Why Ilum is a Better Alternative to spark-submit

  • Universal Compatibility: Ilum enables the submission of any Spark job, akin to using spark-submit. It supports various programming languages used with Spark, including Scala, Python, and R, catering to all typical Spark operations like batch processing, streaming jobs, or interactive queries.

  • Simplified Command Execution: While spark-submit often involves complex command-line inputs for library dependencies, job parameters, and cluster configurations, Ilum abstracts these into an intuitive user interface. This approach minimizes error risks and simplifies operations, especially beneficial for those less familiar with command-line intricacies.

  • Direct Code Deployment: Users can upload their JAR files, Python scripts, or notebooks directly into Ilum, similar to specifying resources in a spark-submit command. Ilum enhances this by allowing these resources to be configured for scheduled or event-triggered executions, providing greater operational flexibility.

  • Automated Environment Handling: Unlike the manual setup required with spark-submit, Ilum ensures all dependencies and configurations are automatically managed. This guarantees that the execution environment is consistently prepared for job execution, whether on local clusters, cloud, or hybrid setups.

  • Integrated Monitoring and Tooling: Ilum comes with built-in integration for monitoring and logging tools, which in the spark-submit workflow would require additional setup. This integration provides users with ready-to-use solutions for tracking job performance, managing logs, and connecting with other data services seamlessly.

Enhanced Job Submission Experience

Ilum not only matches the capabilities of spark-submit but extends them by reducing the overhead associated with job configuration and environmental setup. It offers an all-encompassing platform that simplifies the deployment, management, and scaling of Spark jobs, making it an ideal solution for organizations aiming to enhance their data processing workflows without compromising the power and flexibility of Apache Spark.

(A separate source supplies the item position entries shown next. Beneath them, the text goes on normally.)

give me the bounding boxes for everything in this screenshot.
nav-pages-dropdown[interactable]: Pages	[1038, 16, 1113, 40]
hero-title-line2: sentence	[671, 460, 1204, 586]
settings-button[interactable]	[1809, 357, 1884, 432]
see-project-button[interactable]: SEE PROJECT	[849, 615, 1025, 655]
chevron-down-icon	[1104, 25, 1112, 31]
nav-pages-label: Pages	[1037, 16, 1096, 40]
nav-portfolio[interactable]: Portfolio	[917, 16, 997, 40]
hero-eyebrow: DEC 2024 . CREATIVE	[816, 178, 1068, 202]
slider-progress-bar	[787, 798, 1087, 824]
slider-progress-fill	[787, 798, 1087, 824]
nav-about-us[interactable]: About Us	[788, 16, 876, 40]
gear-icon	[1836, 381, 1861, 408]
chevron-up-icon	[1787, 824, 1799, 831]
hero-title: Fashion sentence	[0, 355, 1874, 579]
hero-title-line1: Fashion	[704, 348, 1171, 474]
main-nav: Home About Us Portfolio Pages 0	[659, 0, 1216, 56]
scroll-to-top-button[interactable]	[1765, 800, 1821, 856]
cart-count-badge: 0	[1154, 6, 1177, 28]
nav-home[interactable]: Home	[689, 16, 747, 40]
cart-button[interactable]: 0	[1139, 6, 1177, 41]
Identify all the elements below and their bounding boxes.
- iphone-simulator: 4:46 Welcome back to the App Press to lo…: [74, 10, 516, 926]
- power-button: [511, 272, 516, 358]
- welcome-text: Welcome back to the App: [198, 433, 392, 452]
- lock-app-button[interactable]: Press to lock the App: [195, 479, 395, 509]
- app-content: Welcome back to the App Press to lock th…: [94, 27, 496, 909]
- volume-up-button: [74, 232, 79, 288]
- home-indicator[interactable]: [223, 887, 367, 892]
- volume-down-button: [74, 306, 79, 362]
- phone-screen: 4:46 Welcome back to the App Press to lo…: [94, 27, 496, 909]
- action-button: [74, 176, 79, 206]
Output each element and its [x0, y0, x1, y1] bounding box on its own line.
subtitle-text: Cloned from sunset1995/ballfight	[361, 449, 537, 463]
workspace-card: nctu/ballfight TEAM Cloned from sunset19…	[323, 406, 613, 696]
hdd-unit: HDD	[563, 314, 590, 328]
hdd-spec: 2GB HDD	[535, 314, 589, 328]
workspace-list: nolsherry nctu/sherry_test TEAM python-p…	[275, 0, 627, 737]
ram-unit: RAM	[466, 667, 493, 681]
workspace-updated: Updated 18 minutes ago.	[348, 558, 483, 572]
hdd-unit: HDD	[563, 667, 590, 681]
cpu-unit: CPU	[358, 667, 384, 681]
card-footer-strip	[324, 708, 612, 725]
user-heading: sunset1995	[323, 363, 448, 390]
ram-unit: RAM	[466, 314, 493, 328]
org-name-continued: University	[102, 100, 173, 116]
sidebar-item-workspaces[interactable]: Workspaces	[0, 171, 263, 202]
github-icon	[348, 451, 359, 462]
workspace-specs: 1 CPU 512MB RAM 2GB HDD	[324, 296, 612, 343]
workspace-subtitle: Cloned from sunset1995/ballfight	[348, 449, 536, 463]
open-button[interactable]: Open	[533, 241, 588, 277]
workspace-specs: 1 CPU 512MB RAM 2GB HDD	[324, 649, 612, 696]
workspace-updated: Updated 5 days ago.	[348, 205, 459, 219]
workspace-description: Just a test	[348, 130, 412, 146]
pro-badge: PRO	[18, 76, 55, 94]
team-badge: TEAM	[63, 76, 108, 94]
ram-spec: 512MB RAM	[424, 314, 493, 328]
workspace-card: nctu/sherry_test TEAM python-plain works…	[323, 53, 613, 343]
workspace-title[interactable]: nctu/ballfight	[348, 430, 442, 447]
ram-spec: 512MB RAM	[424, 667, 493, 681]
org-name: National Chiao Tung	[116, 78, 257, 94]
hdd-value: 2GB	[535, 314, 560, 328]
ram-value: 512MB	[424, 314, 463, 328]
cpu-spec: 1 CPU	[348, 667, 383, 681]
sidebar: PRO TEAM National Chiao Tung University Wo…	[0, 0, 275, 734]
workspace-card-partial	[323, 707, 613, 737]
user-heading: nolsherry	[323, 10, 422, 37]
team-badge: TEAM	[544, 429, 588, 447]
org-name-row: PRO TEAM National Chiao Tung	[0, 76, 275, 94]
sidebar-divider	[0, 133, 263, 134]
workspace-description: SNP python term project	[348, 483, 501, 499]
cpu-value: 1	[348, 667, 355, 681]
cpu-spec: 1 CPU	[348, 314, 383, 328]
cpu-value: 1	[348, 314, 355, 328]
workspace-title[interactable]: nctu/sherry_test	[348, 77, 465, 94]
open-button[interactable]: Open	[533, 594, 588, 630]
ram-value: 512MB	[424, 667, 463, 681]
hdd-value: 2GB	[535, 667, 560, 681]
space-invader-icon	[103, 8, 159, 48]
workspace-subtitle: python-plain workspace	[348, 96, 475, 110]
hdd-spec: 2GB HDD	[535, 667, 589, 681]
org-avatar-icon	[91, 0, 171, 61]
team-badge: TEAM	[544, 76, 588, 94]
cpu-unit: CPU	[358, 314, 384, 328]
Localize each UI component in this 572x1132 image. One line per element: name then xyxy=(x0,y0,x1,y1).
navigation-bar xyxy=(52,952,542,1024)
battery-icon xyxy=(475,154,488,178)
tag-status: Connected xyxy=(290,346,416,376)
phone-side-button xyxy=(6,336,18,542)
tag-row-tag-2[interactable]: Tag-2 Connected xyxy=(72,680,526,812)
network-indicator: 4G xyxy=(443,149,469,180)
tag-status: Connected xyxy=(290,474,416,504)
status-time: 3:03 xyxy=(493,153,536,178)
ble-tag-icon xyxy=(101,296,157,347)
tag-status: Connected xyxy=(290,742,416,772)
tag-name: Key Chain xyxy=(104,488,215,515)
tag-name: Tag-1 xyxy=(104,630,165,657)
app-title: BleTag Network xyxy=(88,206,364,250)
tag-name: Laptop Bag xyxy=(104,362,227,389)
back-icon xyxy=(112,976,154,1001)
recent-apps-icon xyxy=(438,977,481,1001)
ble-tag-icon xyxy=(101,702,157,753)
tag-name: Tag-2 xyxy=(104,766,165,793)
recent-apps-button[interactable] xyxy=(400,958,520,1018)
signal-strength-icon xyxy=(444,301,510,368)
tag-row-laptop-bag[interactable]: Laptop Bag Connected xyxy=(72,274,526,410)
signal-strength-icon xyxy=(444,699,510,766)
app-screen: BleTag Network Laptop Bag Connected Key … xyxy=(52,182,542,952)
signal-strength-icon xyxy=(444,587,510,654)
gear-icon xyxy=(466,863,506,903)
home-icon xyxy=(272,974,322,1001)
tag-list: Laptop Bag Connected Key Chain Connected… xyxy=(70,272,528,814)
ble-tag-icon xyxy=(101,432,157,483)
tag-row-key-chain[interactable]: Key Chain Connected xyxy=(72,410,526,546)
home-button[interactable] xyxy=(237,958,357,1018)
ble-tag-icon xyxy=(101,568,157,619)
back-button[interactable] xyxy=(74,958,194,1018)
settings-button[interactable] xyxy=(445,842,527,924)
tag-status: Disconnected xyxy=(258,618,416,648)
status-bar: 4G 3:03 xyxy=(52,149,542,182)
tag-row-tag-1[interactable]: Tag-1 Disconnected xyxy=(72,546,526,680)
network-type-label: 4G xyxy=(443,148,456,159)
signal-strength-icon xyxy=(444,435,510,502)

Job Configuration Reference

ParameterDescription
NameA unique identifier for the job. This name is used in the dashboard and logs to track the job's execution and history.
Job TypeThe category of the job to be created. Select Spark Job for standard batch processing or Spark Connect Job for client-server Spark applications.
ClusterThe target cluster where the job will be executed. Choose a cluster that has the necessary resources and data access for your job.
ClassThe fully qualified class name of the application (e.g., org.apache.spark.examples.SparkPi) or the filename for Python scripts. This tells Spark which code to execute as the entry point.
LanguageThe programming language used for the job. Select Scala or Python to match your application code.
Max RetriesThe maximum number of times Ilum will attempt to restart the job if it fails. Setting this helps ensure job completion in case of transient errors.